Tumor growth inhibition: Tumor growth inhibition was evaluated in all animals. Two linear dimensions were measured as maximum longitudinal diameter (length) and greatest transverse diameter (width) every two days during the investigation period, using a digital external calliper (Mitutoyo, Kawasaki, Japan). Tumor volume was determined using the formula: Tumor volume (mm3) = (length × width2)/2.

Survival time prolongation

The dates of death after treatment were recorded in all mice. Mice were sacrificed with CO2 euthanasia [15] when the growing tumor burden impaired their locomotion, altered vital signs like respiration, caused failure to eat or drink, and other activities [20]. The median survival time (days) of CCA-xenografted nude mice receiving CMC-CCA at all dose levels and reference controls were compared.

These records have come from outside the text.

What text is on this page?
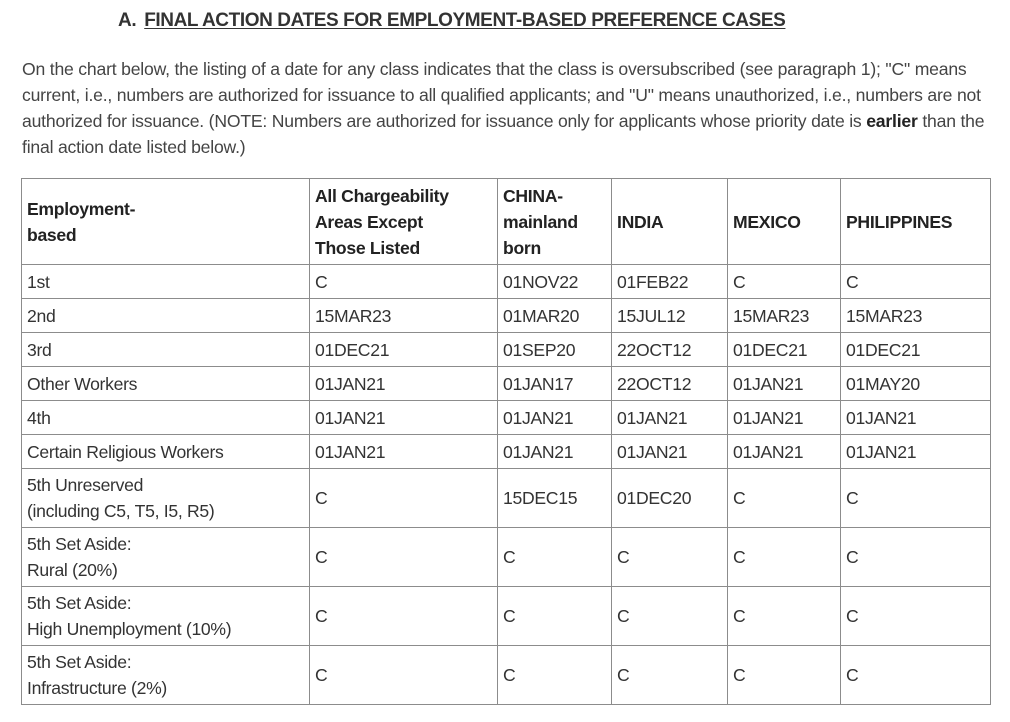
A. FINAL ACTION DATES FOR EMPLOYMENT-BASED PREFERENCE CASES

On the chart below, the listing of a date for any class indicates that the class is oversubscribed (see paragraph 1); "C" means current, i.e., numbers are authorized for issuance to all qualified applicants; and "U" means unauthorized, i.e., numbers are not authorized for issuance. (NOTE: Numbers are authorized for issuance only for applicants whose priority date is earlier than the final action date listed below.)

Employment-
based	All Chargeability
Areas Except
Those Listed	CHINA-
mainland
born	INDIA	MEXICO	PHILIPPINES

1st	C	01NOV22	01FEB22	C	C

2nd	15MAR23	01MAR20	15JUL12	15MAR23	15MAR23

3rd	01DEC21	01SEP20	22OCT12	01DEC21	01DEC21

Other Workers	01JAN21	01JAN17	22OCT12	01JAN21	01MAY20

4th	01JAN21	01JAN21	01JAN21	01JAN21	01JAN21

Certain Religious Workers	01JAN21	01JAN21	01JAN21	01JAN21	01JAN21

5th Unreserved
(including C5, T5, I5, R5)	C	15DEC15	01DEC20	C	C

5th Set Aside:
Rural (20%)	C	C	C	C	C

5th Set Aside:
High Unemployment (10%)	C	C	C	C	C

5th Set Aside:
Infrastructure (2%)	C	C	C	C	C
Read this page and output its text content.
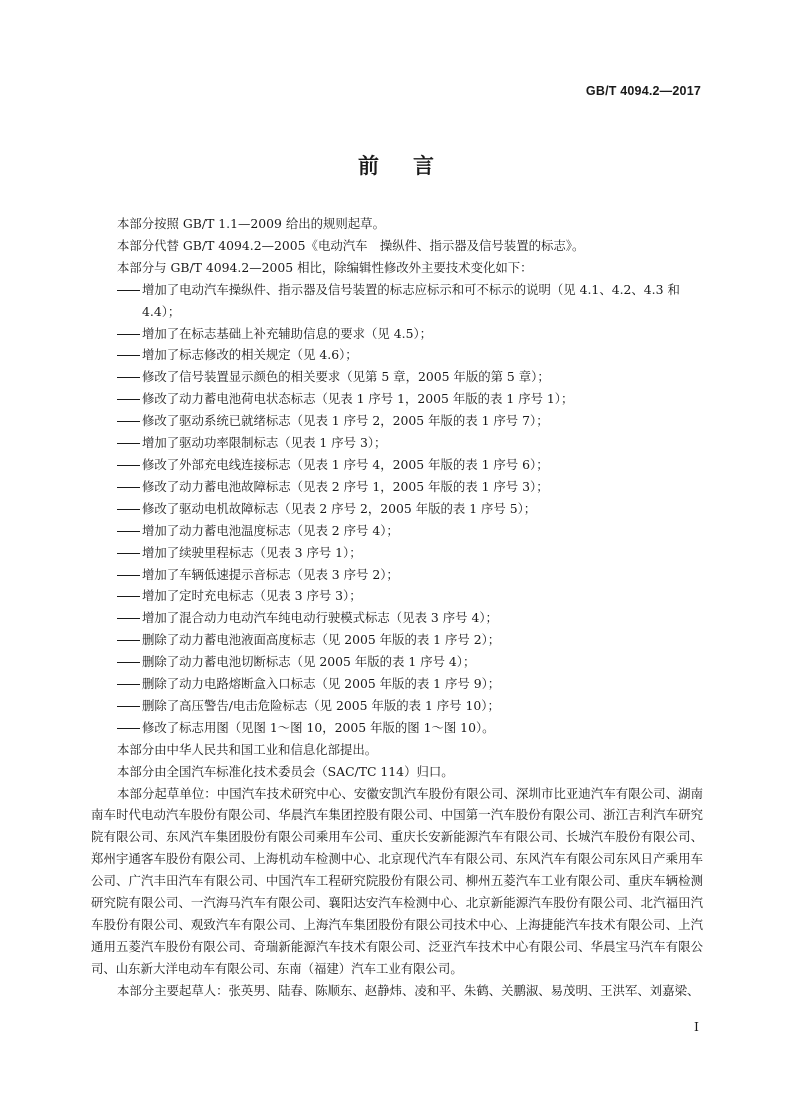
GB/T 4094.2—2017
前言

本部分按照 GB/T 1.1—2009 给出的规则起草。

本部分代替 GB/T 4094.2—2005《电动汽车　操纵件、指示器及信号装置的标志》。

本部分与 GB/T 4094.2—2005 相比，除编辑性修改外主要技术变化如下：

增加了电动汽车操纵件、指示器及信号装置的标志应标示和可不标示的说明（见 4.1、4.2、4.3 和 4.4）；

增加了在标志基础上补充辅助信息的要求（见 4.5）；

增加了标志修改的相关规定（见 4.6）；

修改了信号装置显示颜色的相关要求（见第 5 章，2005 年版的第 5 章）；

修改了动力蓄电池荷电状态标志（见表 1 序号 1，2005 年版的表 1 序号 1）；

修改了驱动系统已就绪标志（见表 1 序号 2，2005 年版的表 1 序号 7）；

增加了驱动功率限制标志（见表 1 序号 3）；

修改了外部充电线连接标志（见表 1 序号 4，2005 年版的表 1 序号 6）；

修改了动力蓄电池故障标志（见表 2 序号 1，2005 年版的表 1 序号 3）；

修改了驱动电机故障标志（见表 2 序号 2，2005 年版的表 1 序号 5）；

增加了动力蓄电池温度标志（见表 2 序号 4）；

增加了续驶里程标志（见表 3 序号 1）；

增加了车辆低速提示音标志（见表 3 序号 2）；

增加了定时充电标志（见表 3 序号 3）；

增加了混合动力电动汽车纯电动行驶模式标志（见表 3 序号 4）；

删除了动力蓄电池液面高度标志（见 2005 年版的表 1 序号 2）；

删除了动力蓄电池切断标志（见 2005 年版的表 1 序号 4）；

删除了动力电路熔断盒入口标志（见 2005 年版的表 1 序号 9）；

删除了高压警告/电击危险标志（见 2005 年版的表 1 序号 10）；

修改了标志用图（见图 1～图 10，2005 年版的图 1～图 10）。

本部分由中华人民共和国工业和信息化部提出。

本部分由全国汽车标准化技术委员会（SAC/TC 114）归口。

本部分起草单位：中国汽车技术研究中心、安徽安凯汽车股份有限公司、深圳市比亚迪汽车有限公司、湖南南车时代电动汽车股份有限公司、华晨汽车集团控股有限公司、中国第一汽车股份有限公司、浙江吉利汽车研究院有限公司、东风汽车集团股份有限公司乘用车公司、重庆长安新能源汽车有限公司、长城汽车股份有限公司、郑州宇通客车股份有限公司、上海机动车检测中心、北京现代汽车有限公司、东风汽车有限公司东风日产乘用车公司、广汽丰田汽车有限公司、中国汽车工程研究院股份有限公司、柳州五菱汽车工业有限公司、重庆车辆检测研究院有限公司、一汽海马汽车有限公司、襄阳达安汽车检测中心、北京新能源汽车股份有限公司、北汽福田汽车股份有限公司、观致汽车有限公司、上海汽车集团股份有限公司技术中心、上海捷能汽车技术有限公司、上汽通用五菱汽车股份有限公司、奇瑞新能源汽车技术有限公司、泛亚汽车技术中心有限公司、华晨宝马汽车有限公司、山东新大洋电动车有限公司、东南（福建）汽车工业有限公司。

本部分主要起草人：张英男、陆春、陈顺东、赵静炜、凌和平、朱鹤、关鹏淑、易茂明、王洪军、刘嘉梁、

I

Tumor metastasis inhibition

Following euthanasia, autopsies were performed to identify macro-metastases in all animal groups. In addition, primary tumors and organs (lungs, kidneys, heart, liver, brain, spleen, and thymus) were harvested, washed with normal saline and fixed with 10% NBF for histopathology processing (H&E staining) to identify tumor metastasis. The morphological changes within the primary tumor and distant metastases to organs/tissues of the control and treated groups were observed under a binocular compound microscope with the camera (Leica Microsystems, Wetzlar, Germany) at 100x (oil immersion) and lower magnifications.

Immunoblotting

VEGF levels in tumor cells and tissues were detected using a human VEGF ELISA kit (Cat. no. ab100663: Abcam, UK) according to the manufacturer’s instructions. Lung tissues were homogenized using a homogenizer. All reagents, samples and standards were prepared and equilibrated to room temperature (25 °C). Standard or samples were added to each well of the 96-well ELISA plate. Biotin antibody was added to each well, followed by streptavidin solution. TMB One-Step Development Solution was added to each well and incubated at room temperature. Finally, stop solution was added, and absorbance (OD) was measured at 450 nm using a Varioscan™ flash microplate reader machine (Thermoschientific, MA, USA).

Statistical analysis

Statistical analysis was performed using SPSS software version 18.0 (SPSS Inc., Chicago, USA). Qualitative data are presented as numbers (n) and/or percentages (%). Quantitative data are presented as median with 95% confidence interval (CI) values. Differences between two or more quantitative groups of data were performed using Mann-Whitney U-test and the Kruskal Wallis test (followed by pair-wise comparison), respectively. Kaplan-Meier analysis was applied to the survival data of mice in each group. The statistical significant difference was set at α < 0.05 for all tests.